I watched Spaced through recently. Sadly it's not aged very well. Not because it wasn't great, because it was, but because, much like Seinfeld, today we're so familiar with the things that made it special that looking back makes it seem oddly cliché. And worse, those elements, the cutaways, the use of pop culture references, they're almost always used poorly. So I went into Scott Pilgrim with a sizable amount of trepidation. I was worried that even Edgar Wright could not find something fresh in the techniques he'd all but pioneered.

But these fears were unfounded. And how. It instantly establishes the smart, funny, chaotic, musical world in which it takes place. Obviously referential, I imagine there's a risk of excluding some, but isn't that half the fun of the reference? It's laugh out loud funny. The characters are instantly identifiable yet all well formed and engrossing (of special note: his gay roommate Wallace who hogs many of the finer lines. "Watch out! It's that one guy!") and the soundtrack is stonking. It's enormously dense: visual gags, sharp dialogue, references and music all fly fast and indeed furious.
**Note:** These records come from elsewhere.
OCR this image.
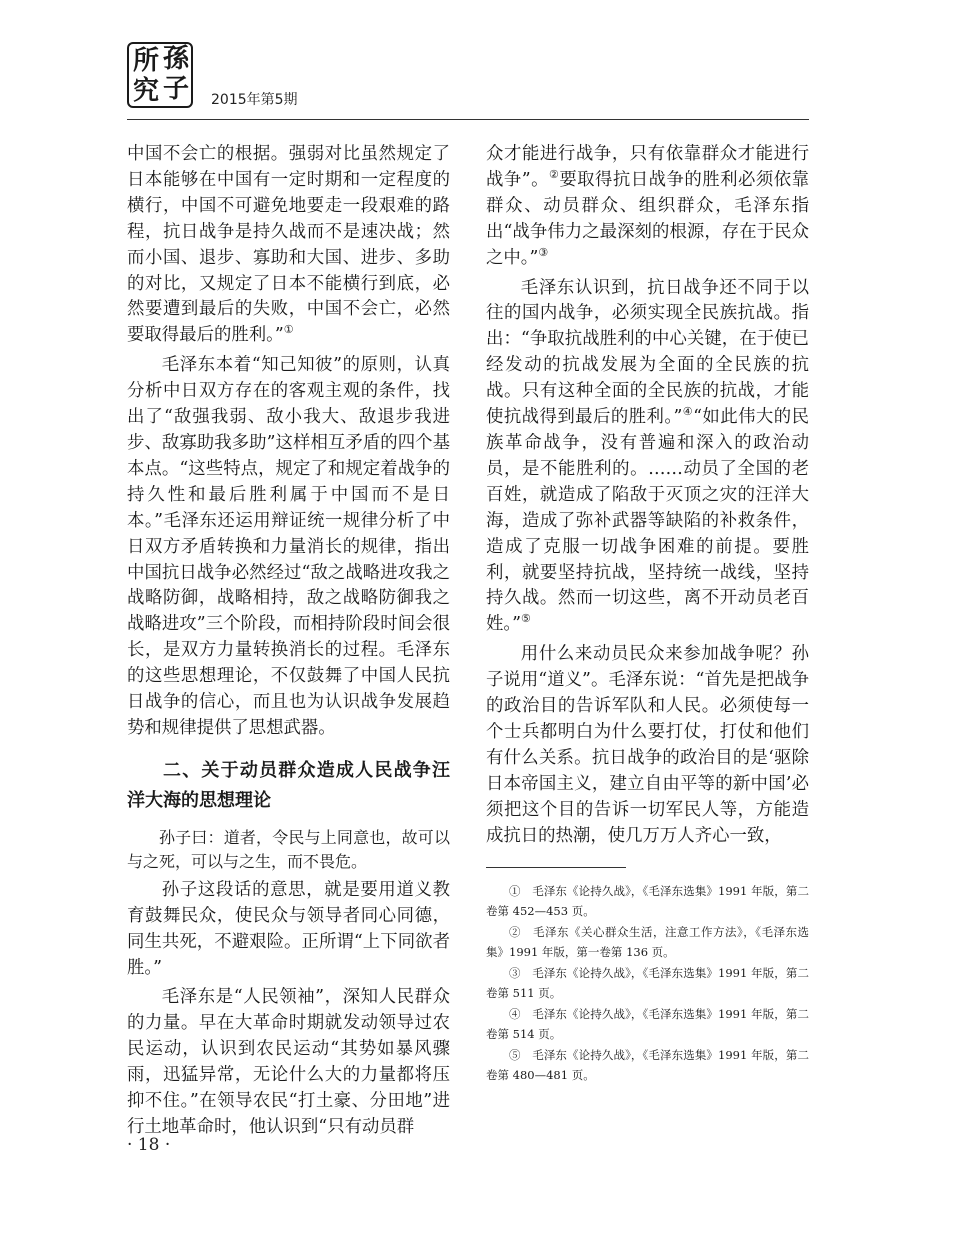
所 孫
究 子 2015年第5期

中国不会亡的根据。强弱对比虽然规定了日本能够在中国有一定时期和一定程度的横行，中国不可避免地要走一段艰难的路程，抗日战争是持久战而不是速决战；然而小国、退步、寡助和大国、进步、多助的对比，又规定了日本不能横行到底，必然要遭到最后的失败，中国不会亡，必然要取得最后的胜利。”①

毛泽东本着“知己知彼”的原则，认真分析中日双方存在的客观主观的条件，找出了“敌强我弱、敌小我大、敌退步我进步、敌寡助我多助”这样相互矛盾的四个基本点。“这些特点，规定了和规定着战争的持久性和最后胜利属于中国而不是日本。”毛泽东还运用辩证统一规律分析了中日双方矛盾转换和力量消长的规律，指出中国抗日战争必然经过“敌之战略进攻我之战略防御，战略相持，敌之战略防御我之战略进攻”三个阶段，而相持阶段时间会很长，是双方力量转换消长的过程。毛泽东的这些思想理论，不仅鼓舞了中国人民抗日战争的信心，而且也为认识战争发展趋势和规律提供了思想武器。

二、关于动员群众造成人民战争汪洋大海的思想理论

孙子曰：道者，令民与上同意也，故可以与之死，可以与之生，而不畏危。

孙子这段话的意思，就是要用道义教育鼓舞民众，使民众与领导者同心同德，同生共死，不避艰险。正所谓“上下同欲者胜。”

毛泽东是“人民领袖”，深知人民群众的力量。早在大革命时期就发动领导过农民运动，认识到农民运动“其势如暴风骤雨，迅猛异常，无论什么大的力量都将压抑不住。”在领导农民“打土豪、分田地”进行土地革命时，他认识到“只有动员群

众才能进行战争，只有依靠群众才能进行战争”。②要取得抗日战争的胜利必须依靠群众、动员群众、组织群众，毛泽东指出“战争伟力之最深刻的根源，存在于民众之中。”③

毛泽东认识到，抗日战争还不同于以往的国内战争，必须实现全民族抗战。指出：“争取抗战胜利的中心关键，在于使已经发动的抗战发展为全面的全民族的抗战。只有这种全面的全民族的抗战，才能使抗战得到最后的胜利。”④“如此伟大的民族革命战争，没有普遍和深入的政治动员，是不能胜利的。……动员了全国的老百姓，就造成了陷敌于灭顶之灾的汪洋大海，造成了弥补武器等缺陷的补救条件，造成了克服一切战争困难的前提。要胜利，就要坚持抗战，坚持统一战线，坚持持久战。然而一切这些，离不开动员老百姓。”⑤

用什么来动员民众来参加战争呢？孙子说用“道义”。毛泽东说：“首先是把战争的政治目的告诉军队和人民。必须使每一个士兵都明白为什么要打仗，打仗和他们有什么关系。抗日战争的政治目的是‘驱除日本帝国主义，建立自由平等的新中国’必须把这个目的告诉一切军民人等，方能造成抗日的热潮，使几万万人齐心一致，

①　毛泽东《论持久战》，《毛泽东选集》1991 年版，第二卷第 452—453 页。

②　毛泽东《关心群众生活，注意工作方法》，《毛泽东选集》1991 年版，第一卷第 136 页。

③　毛泽东《论持久战》，《毛泽东选集》1991 年版，第二卷第 511 页。

④　毛泽东《论持久战》，《毛泽东选集》1991 年版，第二卷第 514 页。

⑤　毛泽东《论持久战》，《毛泽东选集》1991 年版，第二卷第 480—481 页。

· 18 ·
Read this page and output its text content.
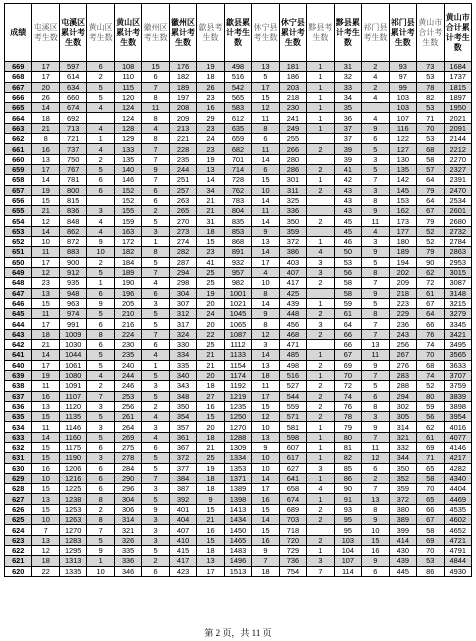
成绩	屯溪区考生数	屯溪区累计考生数	黄山区考生数	黄山区累计考生数	徽州区考生数	徽州区累计考生数	歙县考生数	歙县累计考生数	休宁县考生数	休宁县累计考生数	黟县考生数	黟县累计考生数	祁门县考生数	祁门县累计考生数	黄山市合计考生数	黄山市合计累计考生数

669	17	597	6	108	15	176	19	498	13	181	1	31	2	93	73	1684
668	17	614	2	110	6	182	18	516	5	186	1	32	4	97	53	1737
667	20	634	5	115	7	189	26	542	17	203	1	33	2	99	78	1815
666	26	660	5	120	8	197	23	565	15	218	1	34	4	103	82	1897
665	14	674	4	124	11	208	16	583	12	230	1	35		103	53	1950
664	18	692		124	8	209	29	612	11	241	1	36	4	107	71	2021
663	21	713	4	128	4	213	23	635	8	249	1	37	9	116	70	2091
662	8	721	1	129	8	221	24	659	6	255		37	6	122	53	2144
661	16	737	4	133	7	228	23	682	11	266	2	39	5	127	68	2212
660	13	750	2	135	7	235	19	701	14	280		39	3	130	58	2270
659	17	767	5	140	9	244	13	714	6	286	2	41	5	135	57	2327
658	14	781	6	146	7	251	14	728	15	301	1	42	7	142	64	2391
657	19	800	6	152	6	257	34	762	10	311	2	43	3	145	79	2470
656	15	815		152	6	263	21	783	14	325		43	8	153	64	2534
655	21	836	3	155	2	265	21	804	11	336		43	9	162	67	2601
654	12	848	4	159	5	270	31	835	14	350	2	45	11	173	79	2680
653	14	862	4	163	3	273	18	853	9	359		45	4	177	52	2732
652	10	872	9	172	1	274	15	868	13	372	1	46	3	180	52	2784
651	11	883	10	182	8	282	23	891	14	386	4	50	9	189	79	2863
650	17	900	2	184	5	287	41	932	17	403	3	53	5	194	90	2953
649	12	912	5	189	7	294	25	957	4	407	3	56	8	202	62	3015
648	23	935	1	190	4	298	25	982	10	417	2	58	7	209	72	3087
647	13	948	6	196	6	304	19	1001	8	425		58	9	218	61	3148
646	15	963	9	205	3	307	20	1021	14	439	1	59	5	223	67	3215
645	11	974	5	210	5	312	24	1045	9	448	2	61	8	229	64	3279
644	17	991	6	216	5	317	20	1065	8	456	3	64	7	236	66	3345
643	18	1009	8	224	7	324	22	1087	12	468	2	66	7	243	76	3421
642	21	1030	6	230	6	330	25	1112	3	471		66	13	256	74	3495
641	14	1044	5	235	4	334	21	1133	14	485	1	67	11	267	70	3565
640	17	1061	5	240	1	335	21	1154	13	498	2	69	9	276	68	3633
639	19	1080	4	244	5	340	20	1174	18	516	1	70	7	283	74	3707
638	11	1091	2	246	3	343	18	1192	11	527	2	72	5	288	52	3759
637	16	1107	7	253	5	348	27	1219	17	544	2	74	6	294	80	3839
636	13	1120	3	256	2	350	16	1235	15	559	2	76	8	302	59	3898
635	15	1135	5	261	4	354	15	1250	12	571	2	78	3	305	56	3954
634	11	1146	3	264	3	357	20	1270	10	581	1	79	9	314	62	4016
633	14	1160	5	269	4	361	18	1288	13	598	1	80	7	321	61	4077
632	15	1175	6	275	6	367	21	1309	9	607	1	81	11	332	69	4146
631	15	1190	3	278	5	372	25	1334	10	617	1	82	12	344	71	4217
630	16	1206	6	284	5	377	19	1353	10	627	3	85	6	350	65	4282
629	10	1216	6	290	7	384	18	1371	14	641	1	86	2	352	58	4340
628	15	1225	6	296	3	387	18	1389	17	658	4	90	7	359	70	4404
627	13	1238	8	304	5	392	9	1398	16	674	1	91	13	372	65	4469
626	15	1253	2	306	9	401	15	1413	15	689	2	93	8	380	66	4535
625	10	1263	8	314	3	404	21	1434	14	703	2	95	9	389	67	4602
624	7	1270	7	321	3	407	16	1450	15	718		95	10	399	58	4652
623	13	1283	5	326	3	410	15	1465	16	720	2	103	15	414	69	4721
622	12	1295	9	335	5	415	18	1483	9	729	1	104	16	430	70	4791
621	18	1313	1	336	2	417	13	1496	7	736	3	107	9	439	53	4844
620	22	1335	10	346	6	423	17	1513	18	754	7	114	6	445	86	4930
第 2 页，共 11 页
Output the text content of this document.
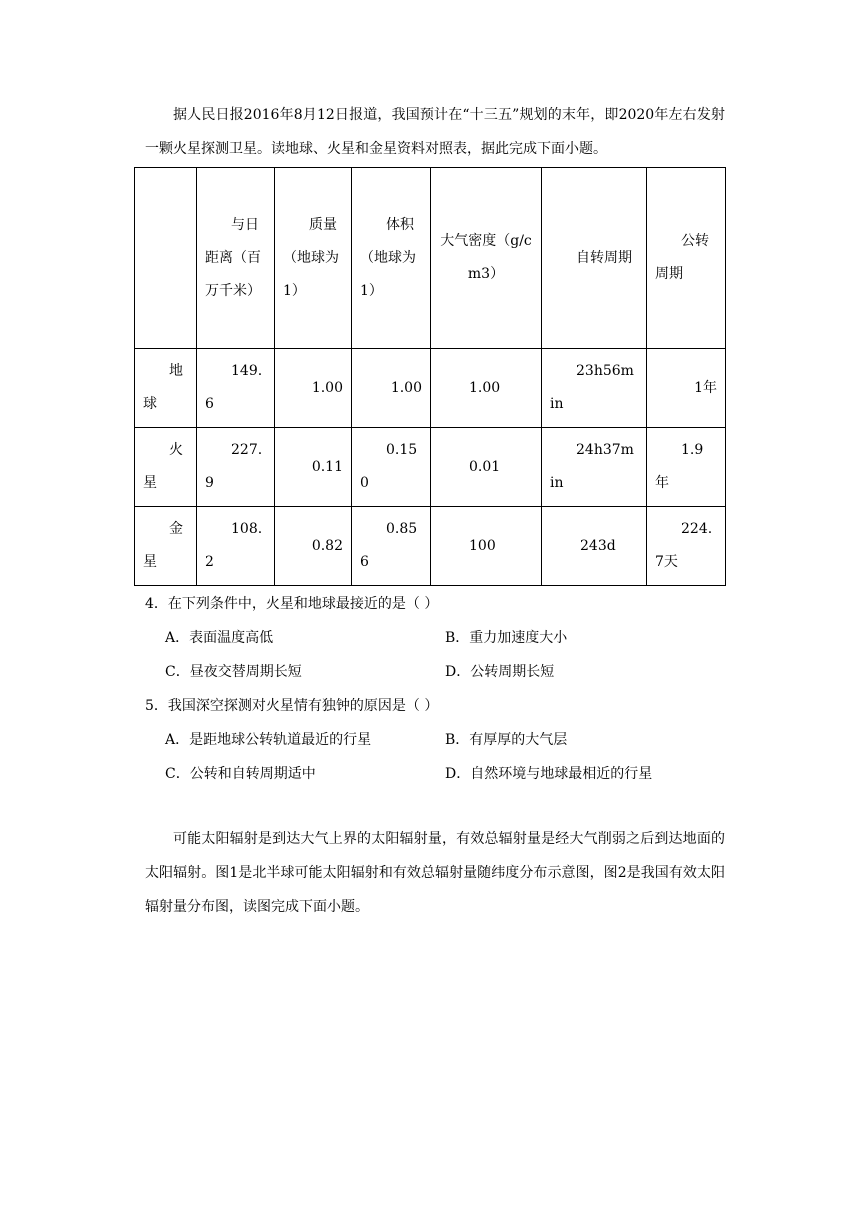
据人民日报2016年8月12日报道，我国预计在“十三五”规划的末年，即2020年左右发射一颗火星探测卫星。读地球、火星和金星资料对照表，据此完成下面小题。

	与日距离（百万千米）	质量（地球为1）	体积（地球为1）	大气密度（g/cm3）	自转周期	公转周期

地球	149.6	1.00	1.00	1.00	23h56min	1年

火星	227.9	0.11	0.150	0.01	24h37min	1.9年

金星	108.2	0.82	0.856	100	243d	224.7天

4．在下列条件中，火星和地球最接近的是（ ）

A．表面温度高低	B．重力加速度大小

C．昼夜交替周期长短	D．公转周期长短

5．我国深空探测对火星情有独钟的原因是（ ）

A．是距地球公转轨道最近的行星	B．有厚厚的大气层

C．公转和自转周期适中	D．自然环境与地球最相近的行星

可能太阳辐射是到达大气上界的太阳辐射量，有效总辐射量是经大气削弱之后到达地面的太阳辐射。图1是北半球可能太阳辐射和有效总辐射量随纬度分布示意图，图2是我国有效太阳辐射量分布图，读图完成下面小题。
It has to move at some pace to contain so much, but it's also surprisingly economical.

It contains just enough, literally the minimum amount of the teenage romance tropes to make the relationship recognisable from similar stories, all while viciously beating those that surround them to death. While not in any way deep itself, it artfully and surprisingly avoids being the kind of shallow romance nonsense we're so often saddled with. I found myself wondering why he should be interested in the apparently troubling girl based purely a dream, but it really doesn't matter. It is all to serve the humour and never to supersede it.

I'm actually annoyed with myself for avoiding it until now. I was seriously concerned that it would be too similar, too trite, too platitudinous (I definitely get thesaurus points for that one) but as it happens there are simply not enough things like Scott Pilgrim in the world. At least there is one.